探究大型音频语言模型在说话者情绪变化下的安全漏洞
Investigating Safety Vulnerabilities of Large Audio-Language Models Under Speaker Emotional Variations
October 19, 2025
作者: Bo-Han Feng, Chien-Feng Liu, Yu-Hsuan Li Liang, Chih-Kai Yang, Szu-Wei Fu, Zhehuai Chen, Ke-Han Lu, Sung-Feng Huang, Chao-Han Huck Yang, Yu-Chiang Frank Wang, Yun-Nung Chen, Hung-yi Lee
cs.AI
摘要
大型音语模型(LALMs)在基于文本的大语言模型基础上扩展了听觉理解能力,为多模态应用开辟了新路径。尽管其感知、推理与任务执行能力已得到广泛研究,但副语言变异下的安全对齐问题仍待深入探索。本研究系统考察了说话者情绪的作用,构建了包含多种情绪及强度表达的恶意语音指令数据集,并对多个前沿LALMs进行评估。结果揭示显著的安全不一致性:不同情绪会引发不同程度的非安全响应,且强度影响呈非单调性,中等强度表达往往构成最大风险。这些发现凸显了LALMs中被忽视的脆弱性,呼吁建立专门针对情绪变异鲁棒性的对齐策略,这是实现现实场景可信部署的必要前提。
English
Large audio-language models (LALMs) extend text-based LLMs with auditory
understanding, offering new opportunities for multimodal applications. While
their perception, reasoning, and task performance have been widely studied,
their safety alignment under paralinguistic variation remains underexplored.

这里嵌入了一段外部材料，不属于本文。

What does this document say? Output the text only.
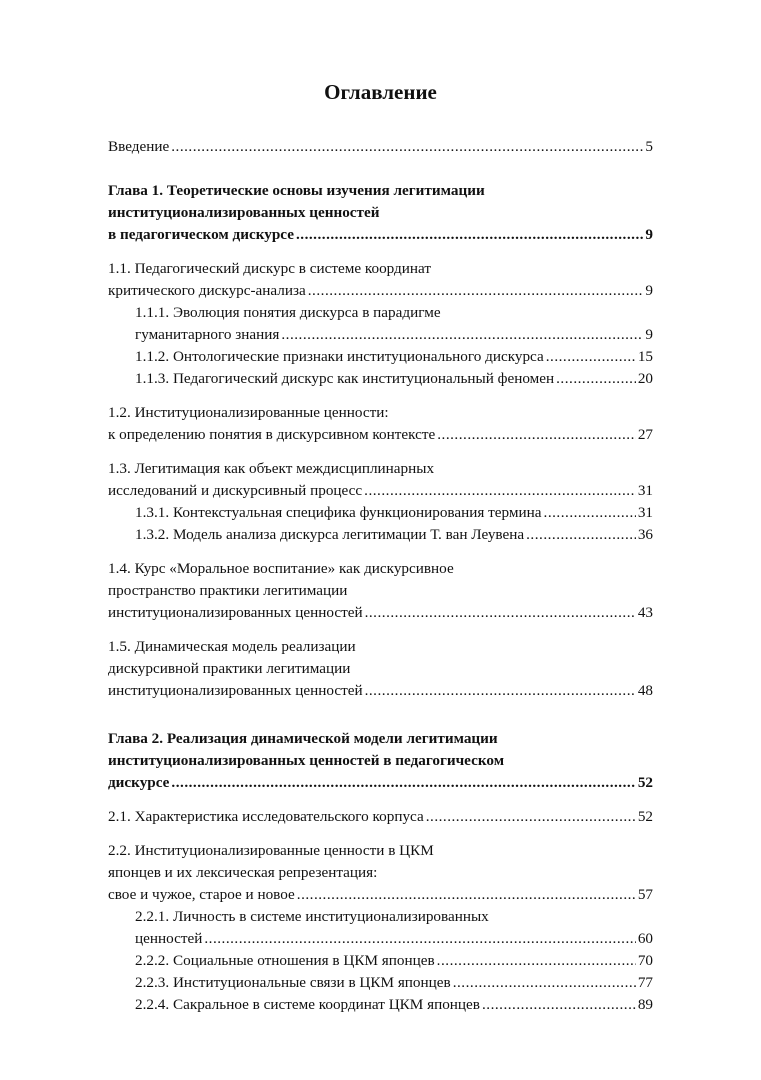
Оглавление
Введение .....	5
Глава 1. Теоретические основы изучения легитимации
институционализированных ценностей
в педагогическом дискурсе .....	9
1.1. Педагогический дискурс в системе координат
критического дискурс-анализа .....	9
1.1.1. Эволюция понятия дискурса в парадигме
гуманитарного знания .....	9
1.1.2. Онтологические признаки институционального дискурса .....	15
1.1.3. Педагогический дискурс как институциональный феномен .....	20
1.2. Институционализированные ценности:
к определению понятия в дискурсивном контексте .....	27
1.3. Легитимация как объект междисциплинарных
исследований и дискурсивный процесс .....	31
1.3.1. Контекстуальная специфика функционирования термина .....	31
1.3.2. Модель анализа дискурса легитимации Т. ван Леувена .....	36
1.4. Курс «Моральное воспитание» как дискурсивное
пространство практики легитимации
институционализированных ценностей .....	43
1.5. Динамическая модель реализации
дискурсивной практики легитимации
институционализированных ценностей .....	48
Глава 2. Реализация динамической модели легитимации
институционализированных ценностей в педагогическом
дискурсе .....	52
2.1. Характеристика исследовательского корпуса .....	52
2.2. Институционализированные ценности в ЦКМ
японцев и их лексическая репрезентация:
свое и чужое, старое и новое .....	57
2.2.1. Личность в системе институционализированных
ценностей .....	60
2.2.2. Социальные отношения в ЦКМ японцев .....	70
2.2.3. Институциональные связи в ЦКМ японцев .....	77
2.2.4. Сакральное в системе координат ЦКМ японцев .....	89
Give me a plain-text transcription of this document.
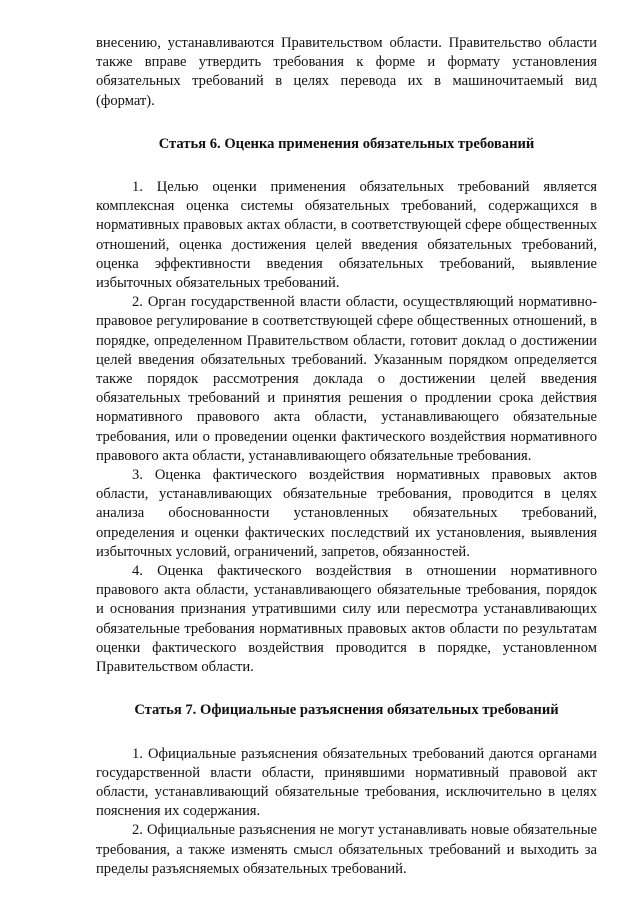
внесению, устанавливаются Правительством области. Правительство области также вправе утвердить требования к форме и формату установления обязательных требований в целях перевода их в машиночитаемый вид (формат).

Статья 6. Оценка применения обязательных требований

1. Целью оценки применения обязательных требований является комплексная оценка системы обязательных требований, содержащихся в нормативных правовых актах области, в соответствующей сфере общественных отношений, оценка достижения целей введения обязательных требований, оценка эффективности введения обязательных требований, выявление избыточных обязательных требований.

2. Орган государственной власти области, осуществляющий нормативно-правовое регулирование в соответствующей сфере общественных отношений, в порядке, определенном Правительством области, готовит доклад о достижении целей введения обязательных требований. Указанным порядком определяется также порядок рассмотрения доклада о достижении целей введения обязательных требований и принятия решения о продлении срока действия нормативного правового акта области, устанавливающего обязательные требования, или о проведении оценки фактического воздействия нормативного правового акта области, устанавливающего обязательные требования.

3. Оценка фактического воздействия нормативных правовых актов области, устанавливающих обязательные требования, проводится в целях анализа обоснованности установленных обязательных требований, определения и оценки фактических последствий их установления, выявления избыточных условий, ограничений, запретов, обязанностей.

4. Оценка фактического воздействия в отношении нормативного правового акта области, устанавливающего обязательные требования, порядок и основания признания утратившими силу или пересмотра устанавливающих обязательные требования нормативных правовых актов области по результатам оценки фактического воздействия проводится в порядке, установленном Правительством области.

Статья 7. Официальные разъяснения обязательных требований

1. Официальные разъяснения обязательных требований даются органами государственной власти области, принявшими нормативный правовой акт области, устанавливающий обязательные требования, исключительно в целях пояснения их содержания.

2. Официальные разъяснения не могут устанавливать новые обязательные требования, а также изменять смысл обязательных требований и выходить за пределы разъясняемых обязательных требований.
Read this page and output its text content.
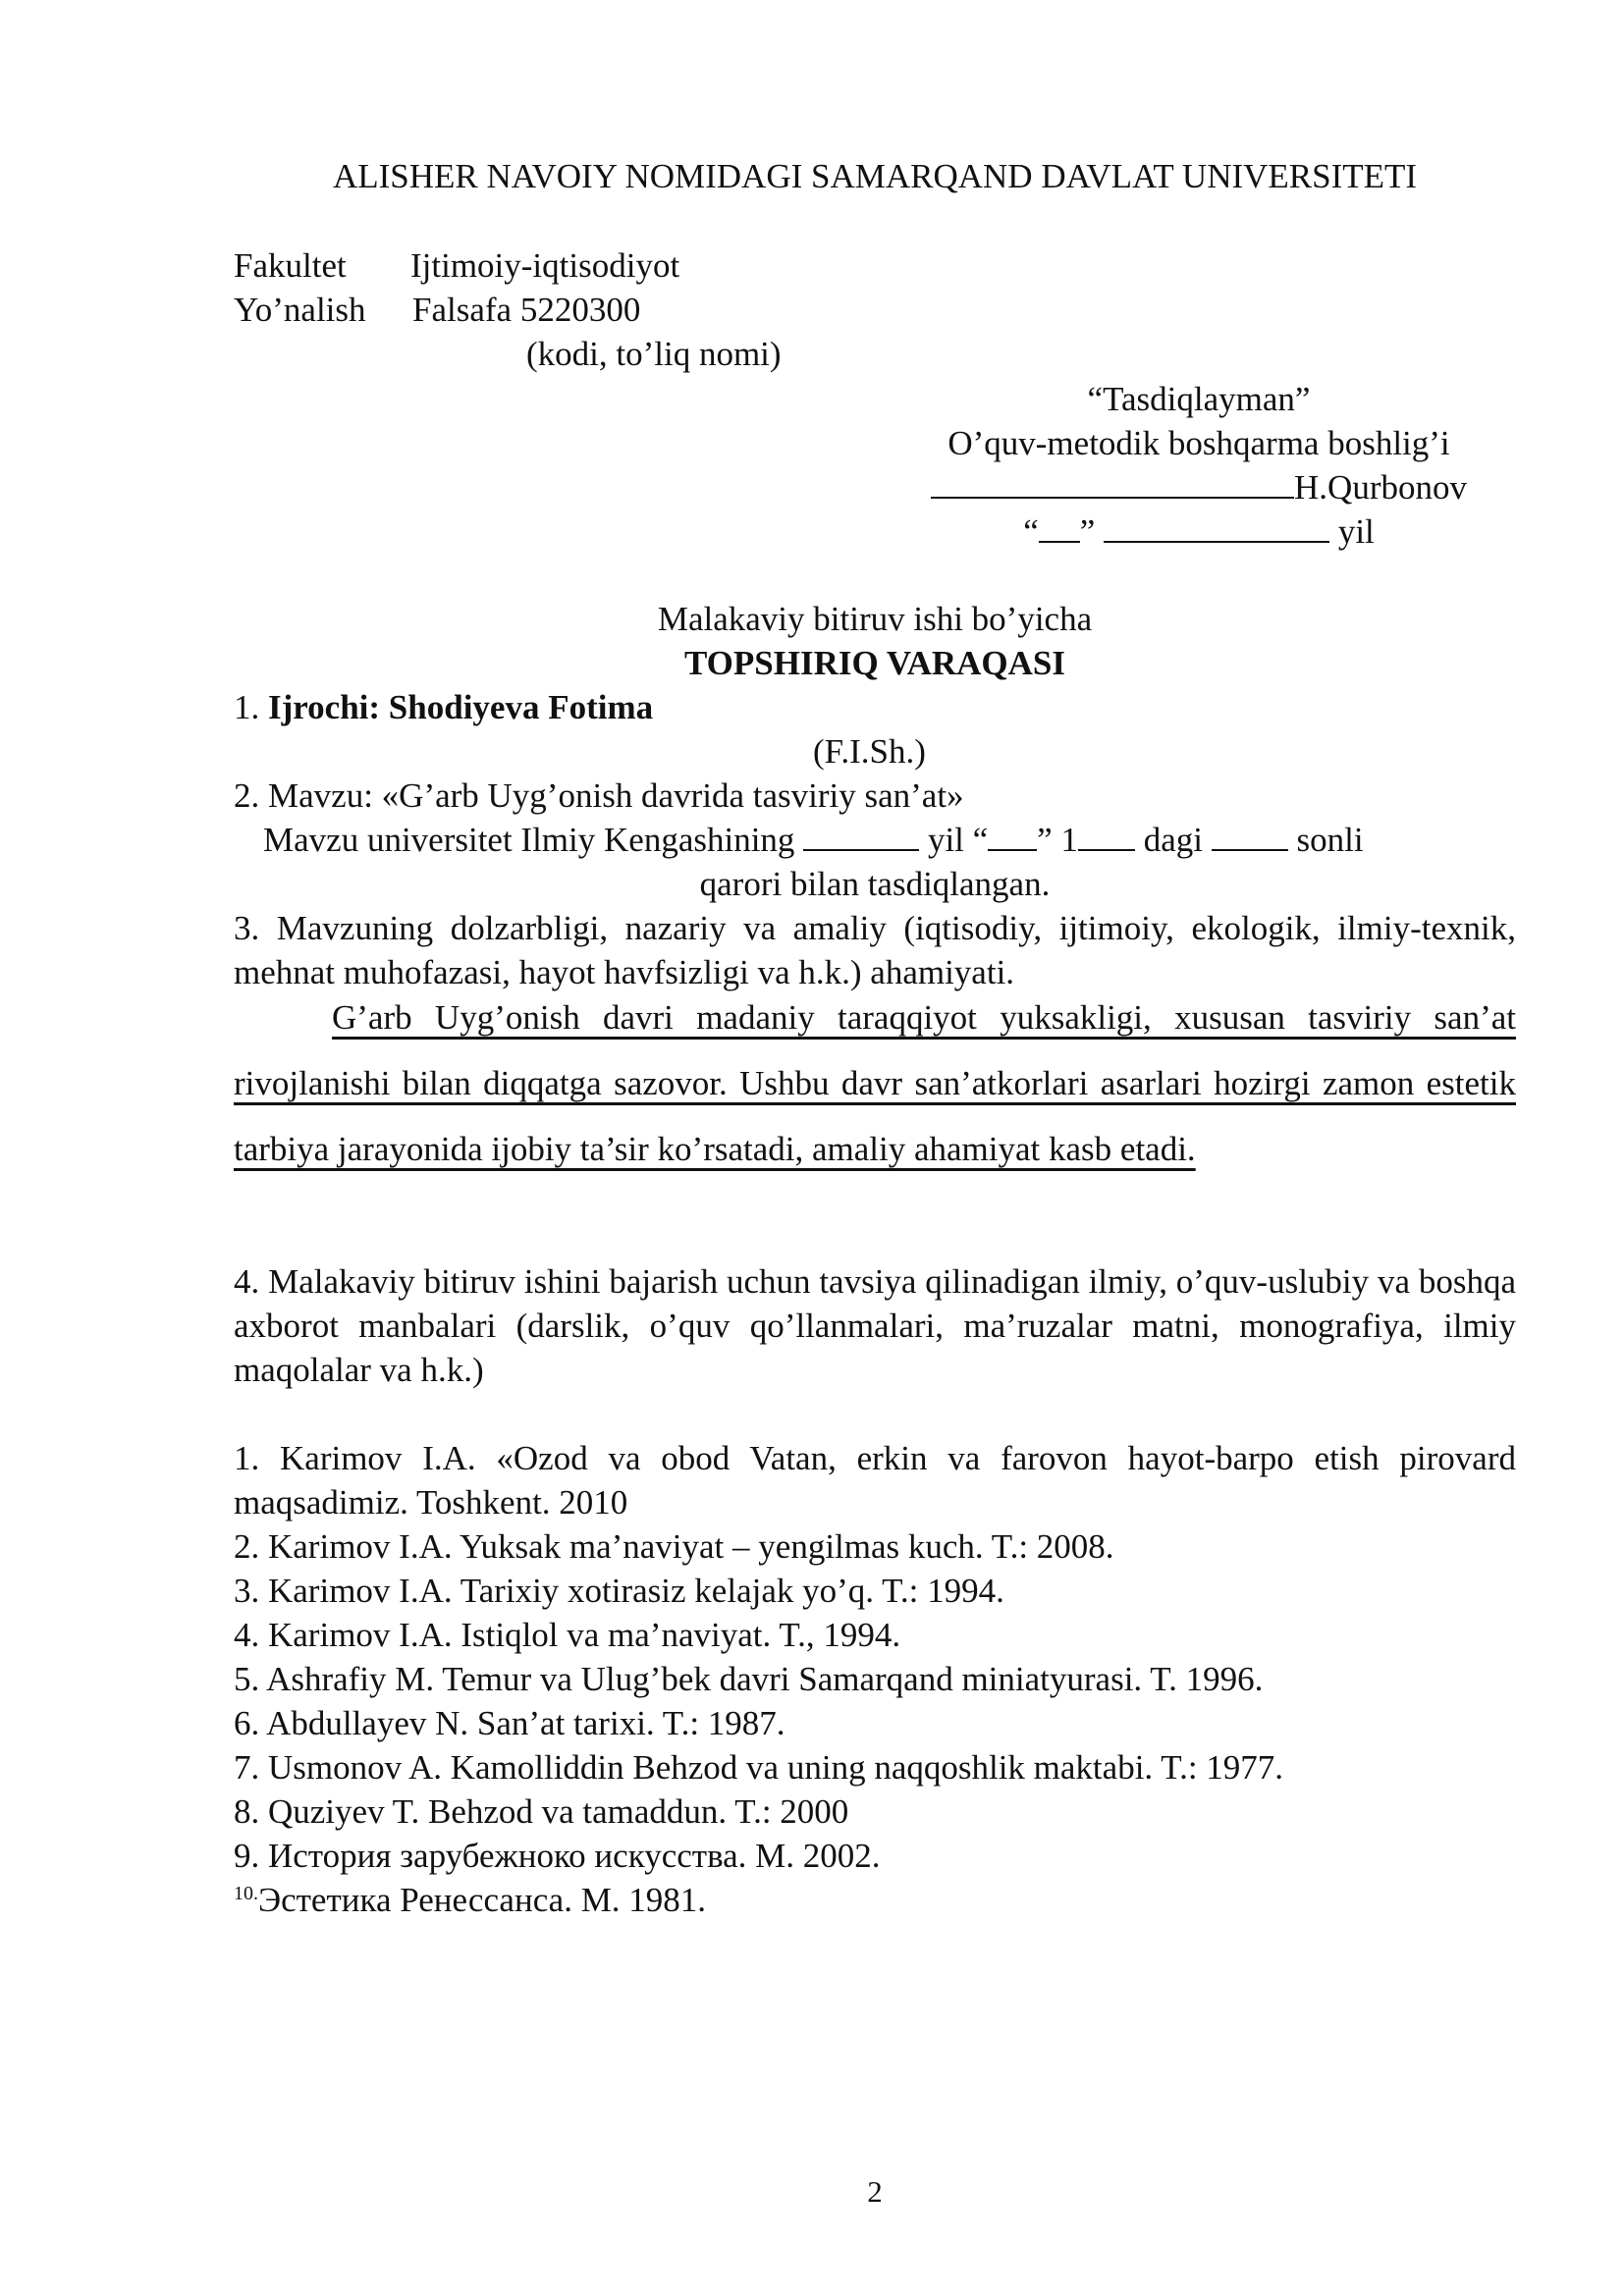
ALISHER NAVOIY NOMIDAGI SAMARQAND DAVLAT UNIVERSITETI
Fakultet Ijtimoiy-iqtisodiyot
Yo’nalish Falsafa 5220300
(kodi, to’liq nomi)
“Tasdiqlayman”
O’quv-metodik boshqarma boshlig’i
H.Qurbonov
“ ”	yil
Malakaviy bitiruv ishi bo’yicha
TOPSHIRIQ VARAQASI
1. Ijrochi: Shodiyeva Fotima
(F.I.Sh.)
2. Mavzu: «G’arb Uyg’onish davrida tasviriy san’at»
Mavzu universitet Ilmiy Kengashining	yil “ ” 1 dagi	sonli
qarori bilan tasdiqlangan.
3. Mavzuning dolzarbligi, nazariy va amaliy (iqtisodiy, ijtimoiy, ekologik, ilmiy-texnik, mehnat muhofazasi, hayot havfsizligi va h.k.) ahamiyati.
G’arb Uyg’onish davri madaniy taraqqiyot yuksakligi, xususan tasviriy san’at rivojlanishi bilan diqqatga sazovor. Ushbu davr san’atkorlari asarlari hozirgi zamon estetik tarbiya jarayonida ijobiy ta’sir ko’rsatadi, amaliy ahamiyat kasb etadi.
4. Malakaviy bitiruv ishini bajarish uchun tavsiya qilinadigan ilmiy, o’quv-uslubiy va boshqa axborot manbalari (darslik, o’quv qo’llanmalari, ma’ruzalar matni, monografiya, ilmiy maqolalar va h.k.)
1. Karimov I.A. «Ozod va obod Vatan, erkin va farovon hayot-barpo etish pirovard maqsadimiz. Toshkent. 2010
2. Karimov I.A. Yuksak ma’naviyat – yengilmas kuch. T.: 2008.
3. Karimov I.A. Tarixiy xotirasiz kelajak yo’q. T.: 1994.
4. Karimov I.A. Istiqlol va ma’naviyat. T., 1994.
5. Ashrafiy M. Temur va Ulug’bek davri Samarqand miniatyurasi. T. 1996.
6. Abdullayev N. San’at tarixi. T.: 1987.
7. Usmonov A. Kamolliddin Behzod va uning naqqoshlik maktabi. T.: 1977.
8. Quziyev T. Behzod va tamaddun. T.: 2000
9. История зарубежноко искусства. М. 2002.
$^{10.}$Эстетика Ренессанса. М. 1981.
2
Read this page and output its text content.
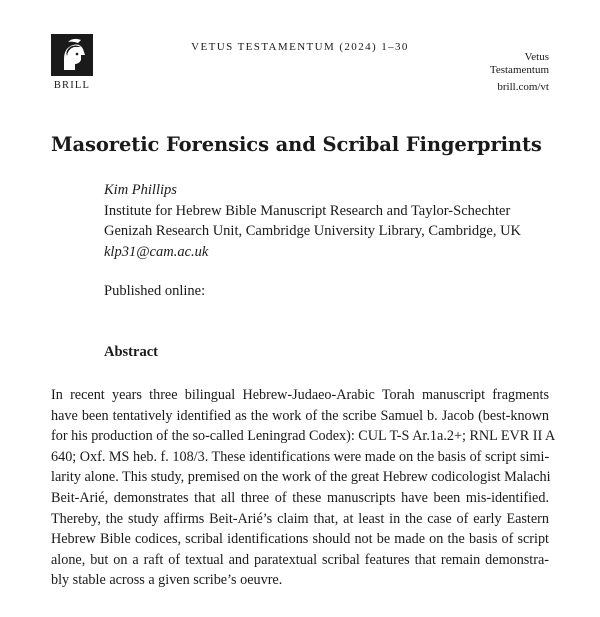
BRILL
VETUS TESTAMENTUM (2024) 1–30
Vetus
Testamentum
brill.com/vt
Masoretic Forensics and Scribal Fingerprints
Kim Phillips
Institute for Hebrew Bible Manuscript Research and Taylor-Schechter
Genizah Research Unit, Cambridge University Library, Cambridge, UK
klp31@cam.ac.uk
Published online:
Abstract
In recent years three bilingual Hebrew-Judaeo-Arabic Torah manuscript fragments
have been tentatively identified as the work of the scribe Samuel b. Jacob (best-known
for his production of the so-called Leningrad Codex): CUL T-S Ar.1a.2+; RNL EVR II A
640; Oxf. MS heb. f. 108/3. These identifications were made on the basis of script simi-
larity alone. This study, premised on the work of the great Hebrew codicologist Malachi
Beit-Arié, demonstrates that all three of these manuscripts have been mis-identified.
Thereby, the study affirms Beit-Arié’s claim that, at least in the case of early Eastern
Hebrew Bible codices, scribal identifications should not be made on the basis of script
alone, but on a raft of textual and paratextual scribal features that remain demonstra-
bly stable across a given scribe’s oeuvre.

This work systematically investigates the role of speaker emotion. We construct
a dataset of malicious speech instructions expressed across multiple emotions
and intensities, and evaluate several state-of-the-art LALMs. Our results
reveal substantial safety inconsistencies: different emotions elicit varying
levels of unsafe responses, and the effect of intensity is non-monotonic, with
medium expressions often posing the greatest risk. These findings highlight an
overlooked vulnerability in LALMs and call for alignment strategies explicitly
designed to ensure robustness under emotional variation, a prerequisite for
trustworthy deployment in real-world settings.